Here are a few area you need to look into, and try to support if possible:

  • Users upgrading / downgrading between different types of subscription in a subscription group (e.g. switching from Annual to Monthly)
  • Family Sharing (iOS) – this is where one person in a family group buys a subscription or in-app purchase and allows others in their defined family group to get access to them. Good news is that the receipt validation should pick this up properly, but it’s worth reading up on it and testing it yourself.
  • Billing issues, Re-try periods and grace periods – these are where a payment couldn’t be taken but the user has been given some time to get it fixed before you take their subscribed features from them.

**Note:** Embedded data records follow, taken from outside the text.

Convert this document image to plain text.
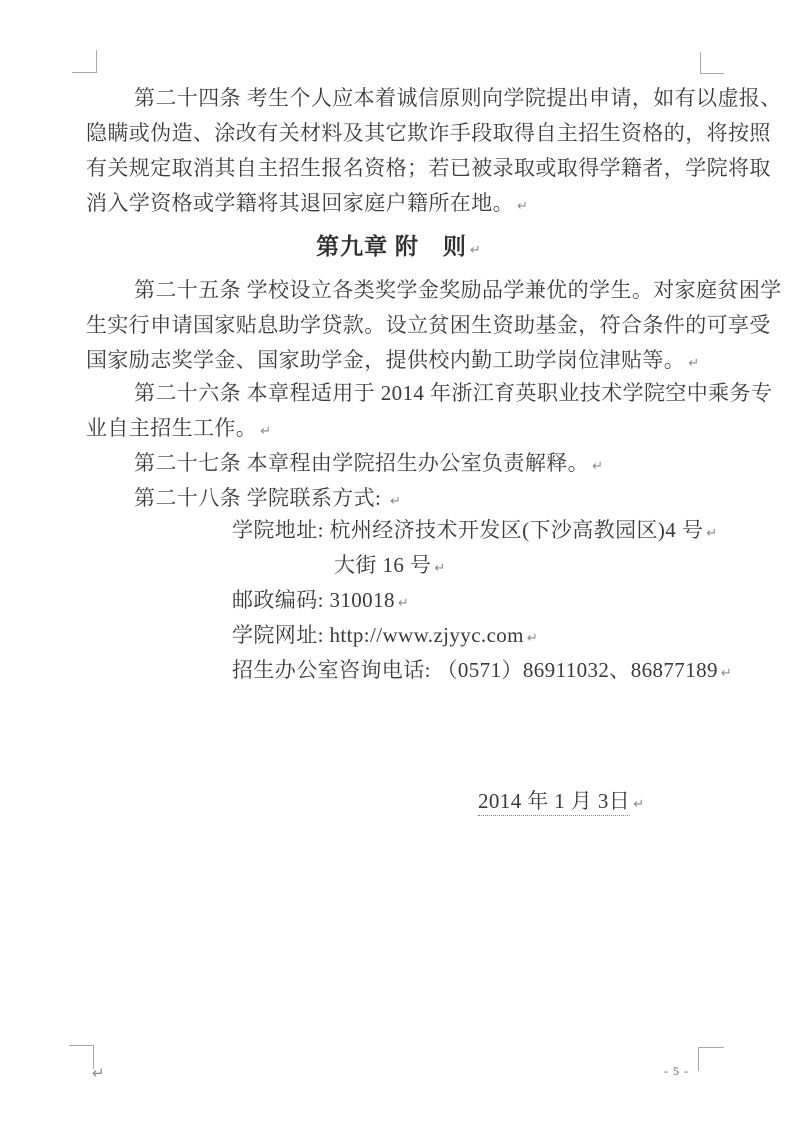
第二十四条 考生个人应本着诚信原则向学院提出申请，如有以虚报、
隐瞒或伪造、涂改有关材料及其它欺诈手段取得自主招生资格的，将按照
有关规定取消其自主招生报名资格；若已被录取或取得学籍者，学院将取
消入学资格或学籍将其退回家庭户籍所在地。 ↵
第九章 附　则 ↵
第二十五条 学校设立各类奖学金奖励品学兼优的学生。对家庭贫困学
生实行申请国家贴息助学贷款。设立贫困生资助基金，符合条件的可享受
国家励志奖学金、国家助学金，提供校内勤工助学岗位津贴等。 ↵
第二十六条 本章程适用于 2014 年浙江育英职业技术学院空中乘务专
业自主招生工作。 ↵
第二十七条 本章程由学院招生办公室负责解释。 ↵
第二十八条 学院联系方式: ↵
学院地址: 杭州经济技术开发区(下沙高教园区)4 号 ↵
大街 16 号 ↵
邮政编码: 310018 ↵
学院网址: http://www.zjyyc.com ↵
招生办公室咨询电话: （0571）86911032、86877189 ↵
2014 年 1 月 3日 ↵
↵	- 5 -
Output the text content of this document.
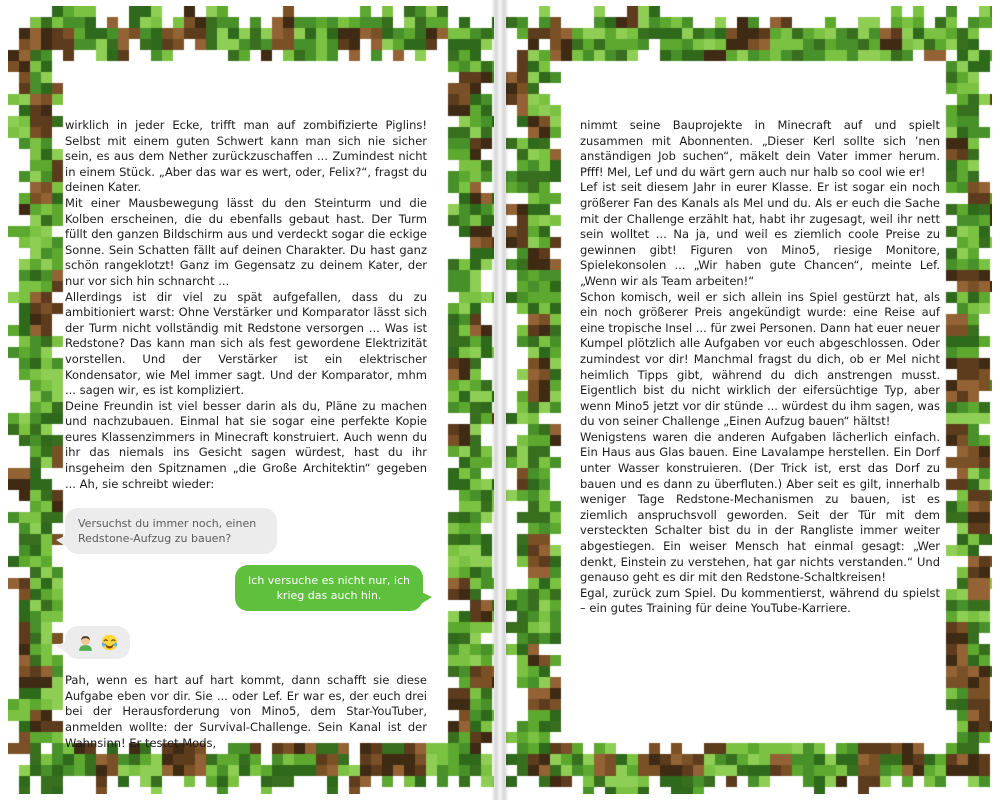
wirklich in jeder Ecke, trifft man auf zombifizierte Piglins! Selbst mit einem guten Schwert kann man sich nie sicher sein, es aus dem Nether zurückzuschaffen ... Zumindest nicht in einem Stück. „Aber das war es wert, oder, Felix?“, fragst du deinen Kater.

Mit einer Mausbewegung lässt du den Steinturm und die Kolben erscheinen, die du ebenfalls gebaut hast. Der Turm füllt den ganzen Bildschirm aus und verdeckt sogar die eckige Sonne. Sein Schatten fällt auf deinen Charakter. Du hast ganz schön rangeklotzt! Ganz im Gegensatz zu deinem Kater, der nur vor sich hin schnarcht ...

Allerdings ist dir viel zu spät aufgefallen, dass du zu ambitioniert warst: Ohne Verstärker und Komparator lässt sich der Turm nicht vollständig mit Redstone versorgen ... Was ist Redstone? Das kann man sich als fest gewordene Elektrizität vorstellen. Und der Verstärker ist ein elektrischer Kondensator, wie Mel immer sagt. Und der Komparator, mhm ... sagen wir, es ist kompliziert.

Deine Freundin ist viel besser darin als du, Pläne zu machen und nachzubauen. Einmal hat sie sogar eine perfekte Kopie eures Klassenzimmers in Minecraft konstruiert. Auch wenn du ihr das niemals ins Gesicht sagen würdest, hast du ihr insgeheim den Spitznamen „die Große Architektin“ gegeben ... Ah, sie schreibt wieder:

Versuchst du immer noch, einen Redstone-Aufzug zu bauen?
Ich versuche es nicht nur, ich krieg das auch hin.

Pah, wenn es hart auf hart kommt, dann schafft sie diese Aufgabe eben vor dir. Sie ... oder Lef. Er war es, der euch drei bei der Herausforderung von Mino5, dem Star-YouTuber, anmelden wollte: der Survival-Challenge. Sein Kanal ist der Wahnsinn! Er testet Mods,

nimmt seine Bauprojekte in Minecraft auf und spielt zusammen mit Abonnenten. „Dieser Kerl sollte sich ’nen anständigen Job suchen“, mäkelt dein Vater immer herum. Pfff! Mel, Lef und du wärt gern auch nur halb so cool wie er!

Lef ist seit diesem Jahr in eurer Klasse. Er ist sogar ein noch größerer Fan des Kanals als Mel und du. Als er euch die Sache mit der Challenge erzählt hat, habt ihr zugesagt, weil ihr nett sein wolltet ... Na ja, und weil es ziemlich coole Preise zu gewinnen gibt! Figuren von Mino5, riesige Monitore, Spielekonsolen ... „Wir haben gute Chancen“, meinte Lef. „Wenn wir als Team arbeiten!“

Schon komisch, weil er sich allein ins Spiel gestürzt hat, als ein noch größerer Preis angekündigt wurde: eine Reise auf eine tropische Insel ... für zwei Personen. Dann hat euer neuer Kumpel plötzlich alle Aufgaben vor euch abgeschlossen. Oder zumindest vor dir! Manchmal fragst du dich, ob er Mel nicht heimlich Tipps gibt, während du dich anstrengen musst. Eigentlich bist du nicht wirklich der eifersüchtige Typ, aber wenn Mino5 jetzt vor dir stünde ... würdest du ihm sagen, was du von seiner Challenge „Einen Aufzug bauen“ hältst!

Wenigstens waren die anderen Aufgaben lächerlich einfach. Ein Haus aus Glas bauen. Eine Lavalampe herstellen. Ein Dorf unter Wasser konstruieren. (Der Trick ist, erst das Dorf zu bauen und es dann zu überfluten.) Aber seit es gilt, innerhalb weniger Tage Redstone-Mechanismen zu bauen, ist es ziemlich anspruchsvoll geworden. Seit der Tür mit dem versteckten Schalter bist du in der Rangliste immer weiter abgestiegen. Ein weiser Mensch hat einmal gesagt: „Wer denkt, Einstein zu verstehen, hat gar nichts verstanden.“ Und genauso geht es dir mit den Redstone-Schaltkreisen!

Egal, zurück zum Spiel. Du kommentierst, während du spielst – ein gutes Training für deine YouTube-Karriere.
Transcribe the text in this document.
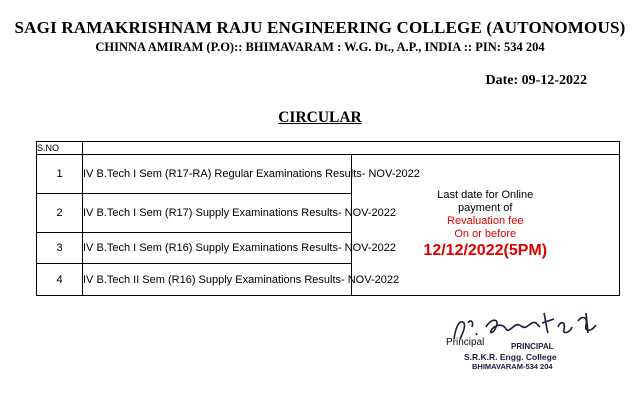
SAGI RAMAKRISHNAM RAJU ENGINEERING COLLEGE (AUTONOMOUS)
CHINNA AMIRAM (P.O):: BHIMAVARAM : W.G. Dt., A.P., INDIA :: PIN: 534 204
Date: 09-12-2022
CIRCULAR
S.NO		
1	IV B.Tech I Sem (R17-RA) Regular Examinations Results- NOV-2022	Last date for Online
payment of
Revaluation fee
On or before
12/12/2022(5PM)

2	IV B.Tech I Sem (R17) Supply Examinations Results- NOV-2022	
3	IV B.Tech I Sem (R16) Supply Examinations Results- NOV-2022	
4	IV B.Tech II Sem (R16) Supply Examinations Results- NOV-2022	
Principal	PRINCIPAL
S.R.K.R. Engg. College
BHIMAVARAM-534 204
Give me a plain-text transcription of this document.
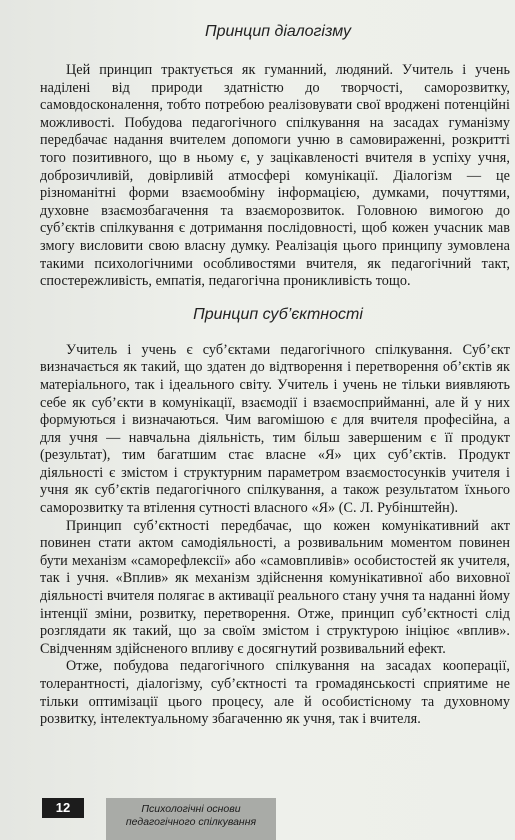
Принцип діалогізму

Цей принцип трактується як гуманний, людяний. Учитель і учень наділені від природи здатністю до творчості, саморозвитку, самовдосконалення, тобто потребою реалізовувати свої вроджені потенційні можливості. Побудова педагогічного спілкування на засадах гуманізму передбачає надання вчителем допомоги учню в самовираженні, розкритті того позитивного, що в ньому є, у зацікавленості вчителя в успіху учня, доброзичливій, довірливій атмосфері комунікації. Діалогізм — це різноманітні форми взаємообміну інформацією, думками, почуттями, духовне взаємозбагачення та взаєморозвиток. Головною вимогою до суб’єктів спілкування є дотримання послідовності, щоб кожен учасник мав змогу висловити свою власну думку. Реалізація цього принципу зумовлена такими психологічними особливостями вчителя, як педагогічний такт, спостережливість, емпатія, педагогічна проникливість тощо.

Принцип суб’єктності

Учитель і учень є суб’єктами педагогічного спілкування. Суб’єкт визначається як такий, що здатен до відтворення і перетворення об’єктів як матеріального, так і ідеального світу. Учитель і учень не тільки виявляють себе як суб’єкти в комунікації, взаємодії і взаємосприйманні, але й у них формуються і визначаються. Чим вагомішою є для вчителя професійна, а для учня — навчальна діяльність, тим більш завершеним є її продукт (результат), тим багатшим стає власне «Я» цих суб’єктів. Продукт діяльності є змістом і структурним параметром взаємостосунків учителя і учня як суб’єктів педагогічного спілкування, а також результатом їхнього саморозвитку та втілення сутності власного «Я» (С. Л. Рубінштейн).

Принцип суб’єктності передбачає, що кожен комунікативний акт повинен стати актом самодіяльності, а розвивальним моментом повинен бути механізм «саморефлексії» або «самовпливів» особистостей як учителя, так і учня. «Вплив» як механізм здійснення комунікативної або виховної діяльності вчителя полягає в активації реального стану учня та наданні йому інтенції зміни, розвитку, перетворення. Отже, принцип суб’єктності слід розглядати як такий, що за своїм змістом і структурою ініціює «вплив». Свідченням здійсненого впливу є досягнутий розвивальний ефект.

Отже, побудова педагогічного спілкування на засадах кооперації, толерантності, діалогізму, суб’єктності та громадянськості сприятиме не тільки оптимізації цього процесу, але й особистісному та духовному розвитку, інтелектуальному збагаченню як учня, так і вчителя.

12	Психологічні основи
педагогічного спілкування
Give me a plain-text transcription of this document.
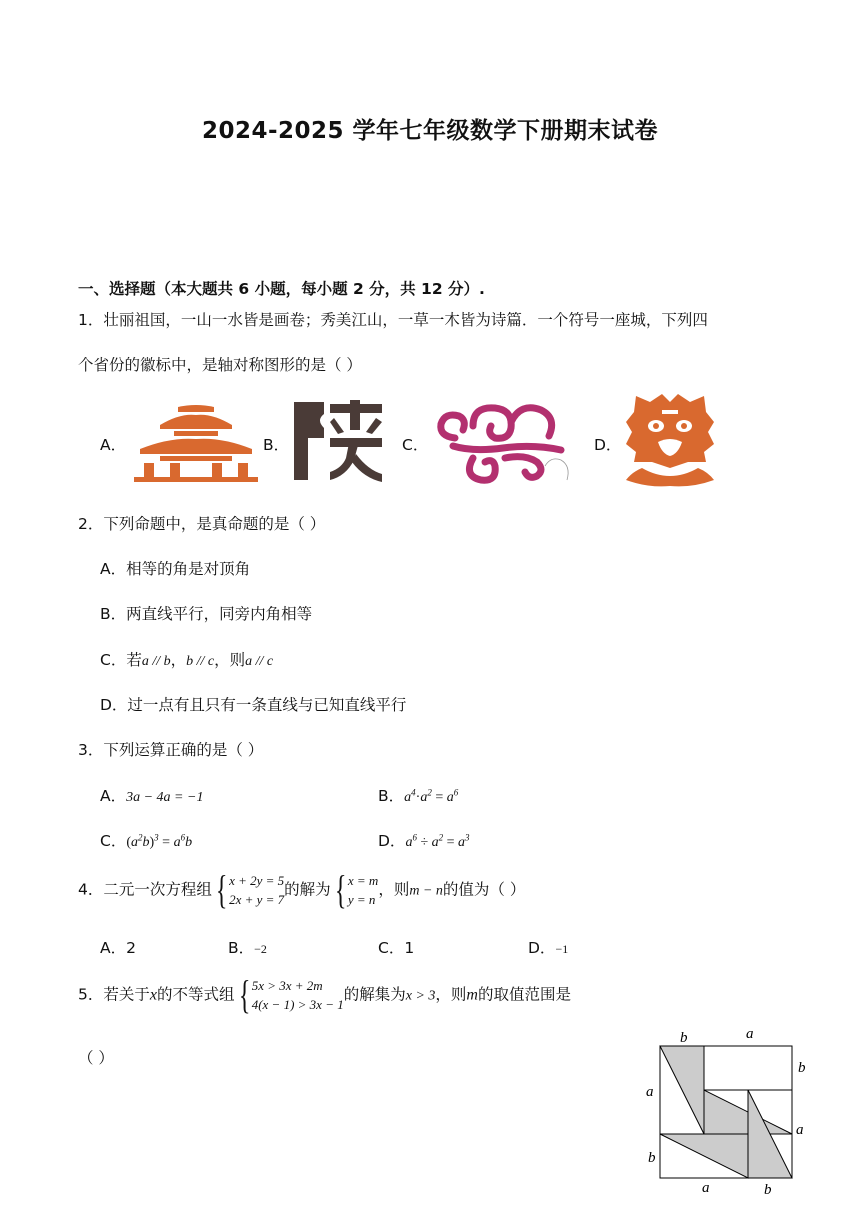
2024-2025 学年七年级数学下册期末试卷
一、选择题（本大题共 6 小题，每小题 2 分，共 12 分）.
1．壮丽祖国，一山一水皆是画卷；秀美江山，一草一木皆为诗篇．一个符号一座城，下列四
个省份的徽标中，是轴对称图形的是（ ）
A．	B．	C．	D．
2．下列命题中，是真命题的是（ ）
A．相等的角是对顶角
B．两直线平行，同旁内角相等
C．若a // b，b // c，则a // c
D．过一点有且只有一条直线与已知直线平行
3．下列运算正确的是（ ）
A．3a − 4a = −1	B．$a^4\cdot a^2 = a^6$
C．$(a^2b)^3 = a^6b$	D．$a^6 \div a^2 = a^3$
4．二元一次方程组 { x + 2y = 5
2x + y = 7
的解为 { x = m
y = n
，则m − n的值为（ ）
A．2	B．−2	C．1	D．−1
5．若关于x的不等式组 { 5x > 3x + 2m
4(x − 1) > 3x − 1
的解集为x > 3，则m的取值范围是
（ ）
b	a
b
a
a
b
a	b
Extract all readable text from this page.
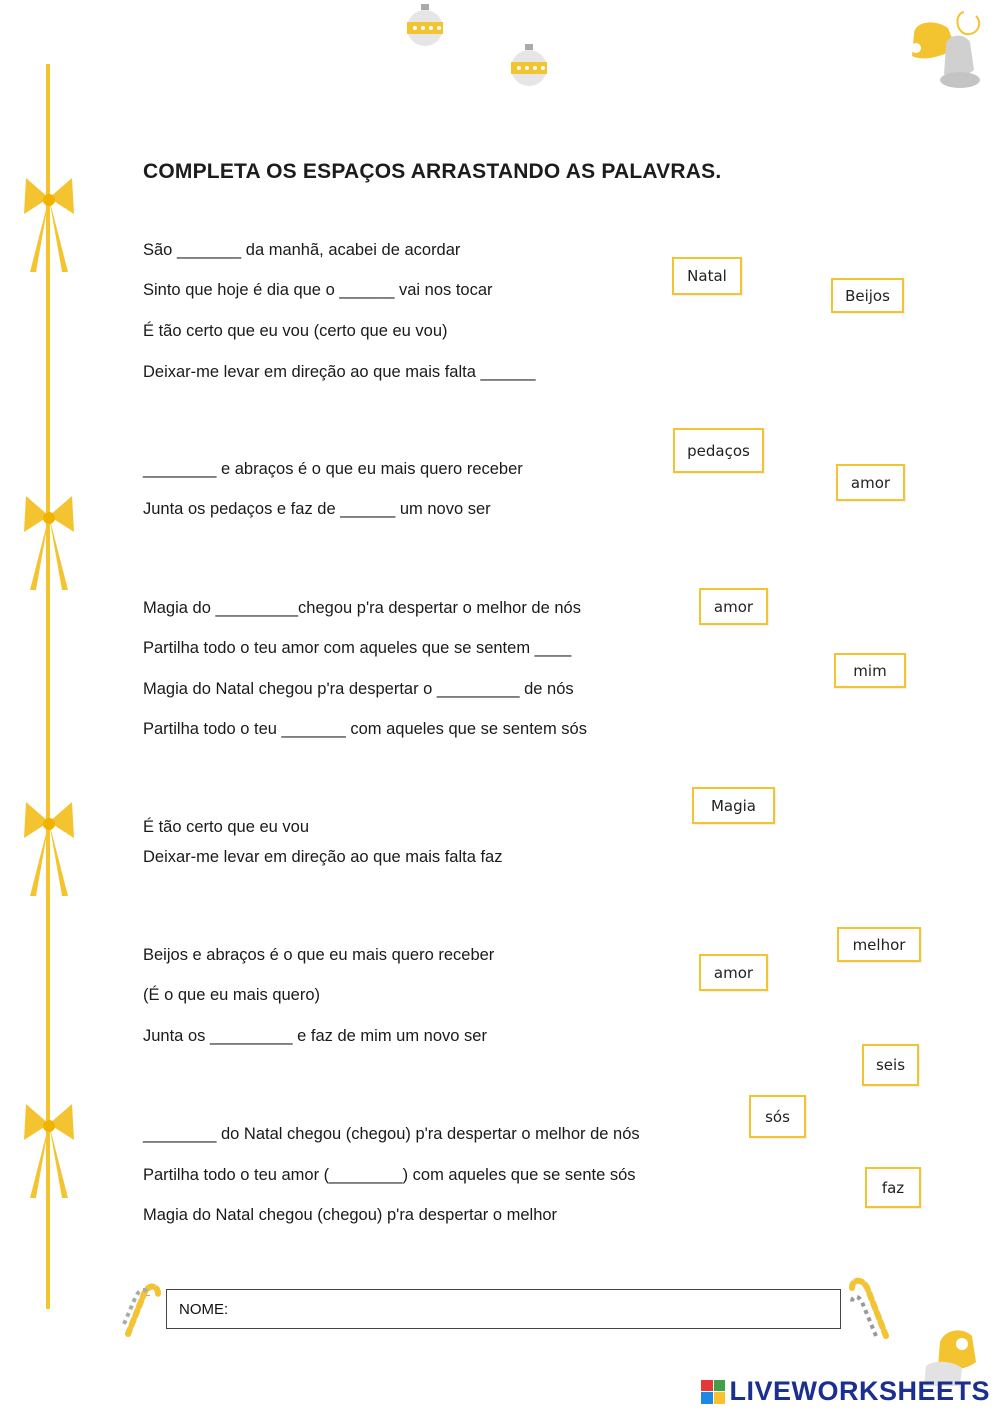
COMPLETA OS ESPAÇOS ARRASTANDO AS PALAVRAS.
São _______ da manhã, acabei de acordar
Sinto que hoje é dia que o ______ vai nos tocar
É tão certo que eu vou (certo que eu vou)
Deixar-me levar em direção ao que mais falta ______
________ e abraços é o que eu mais quero receber
Junta os pedaços e faz de ______ um novo ser
Magia do _________chegou p'ra despertar o melhor de nós
Partilha todo o teu amor com aqueles que se sentem ____
Magia do Natal chegou p'ra despertar o _________ de nós
Partilha todo o teu _______ com aqueles que se sentem sós
É tão certo que eu vou
Deixar-me levar em direção ao que mais falta faz
Beijos e abraços é o que eu mais quero receber
(É o que eu mais quero)
Junta os _________ e faz de mim um novo ser
________ do Natal chegou (chegou) p'ra despertar o melhor de nós
Partilha todo o teu amor (________) com aqueles que se sente sós
Magia do Natal chegou (chegou) p'ra despertar o melhor
Natal
Beijos
pedaços
amor
amor
mim
Magia
melhor
amor
seis
sós
faz
NOME:
LIVEWORKSHEETS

    You can detect this from the receipt / RTDN / Google Developer API calls so you can provide an appropriate API.
  • Server-Side Purchase History – you can try to do everything from within your app, and in some ways the logic is easier, but it is less secure so both Apple and Google ask you not to do this. Validating receipts, talking to the Apple/Google servers to validate things – none of them will protect you from common man-in-the-middle attacks so best to implement your own server which you push purchase info to and use as your single source of truth. This is basically what both Apple and Google Recommend. It also allows you to use RTDN to keep those up-to-date.
  • Cancellation and Expiry – make sure you test these cases properly! Not just so you can remove features when needed, but also to avoid removing then re-activating features unnecessarily between expiry/renew periods if there’s a small gap due to server records not being updated on time!

In all, it’s a mine-field but if you get it working it’s a very worthwhile way to make some real money from your app.